Le président Poutine a commenté sa décision comme suit :

Nous avons déjà aidé nos collègues biélorusses à rééquiper leurs avions. 10 avions sont prêts à utiliser ce type d’arme. Nous avons déjà remis au Belarus notre complexe Iskander, bien connu et très efficace, qui peut également servir de porte-avions. Le 3 avril, nous commencerons à former les équipages et le 1er juillet, nous achèverons la construction d’un entrepôt spécial pour les armes nucléaires tactiques sur le territoire du Belarus.

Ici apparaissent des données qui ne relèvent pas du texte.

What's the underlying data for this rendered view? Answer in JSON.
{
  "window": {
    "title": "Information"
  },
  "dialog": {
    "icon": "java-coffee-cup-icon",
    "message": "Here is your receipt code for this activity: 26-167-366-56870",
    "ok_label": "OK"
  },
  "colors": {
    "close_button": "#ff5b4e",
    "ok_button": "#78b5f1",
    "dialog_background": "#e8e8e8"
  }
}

Les armes nucléaires tactiques stationnées au Belarus peuvent être utilisées à partir de transporteurs aériens et terrestres. La véritable raison de ce transfert est l’inquiétude du président Loukachenko face à la militarisation rapide de la Pologne et des États baltes voisins, ainsi qu’à la menace potentielle que représente l’Ukraine. Dans le même temps, « Batka » déclare explicitement qu’il ne jouera pas avec les « lignes rouges » :

Si l’Ukraine commet une agression contre nous, nous n’utiliserons pas seulement des armes nucléaires. Nous avons autre chose que des armes nucléaires. Vous ne nous touchez pas. Nous ne vous touchons pas et vous ne nous touchez pas. Cela s’applique avant tout à l’Ukraine. Cela concerne avant tout les fous de l’Occident qui s’y préparent déjà.

Dans ce cas, le Belarus agit comme une sorte de « joker géopolitique » qui peut jouer au bon moment. Par exemple, si la Pologne décide d’introduire officiellement ses troupes dans l’ancienne Kresy orientale, ce qui est inacceptable pour Minsk :

Le détachement de l’Ukraine occidentale, le démembrement de l’Ukraine est inacceptable pour nous.

En théorie, c’est le Belarus qui pourrait utiliser des armes nucléaires tactiques en cas de tentative d’annexion de facto de la Galicie et de la Volhynie par Varsovie, ainsi que dans divers scénarios concernant ses propres régions occidentales. C’est ce facteur qui explique la volonté des autorités polonaises de se doter d’un arsenal nucléaire propre comme contre-argument. Cependant, l’utilisation pratique des armes nucléaires par les deux parties au conflit soulève quelques questions.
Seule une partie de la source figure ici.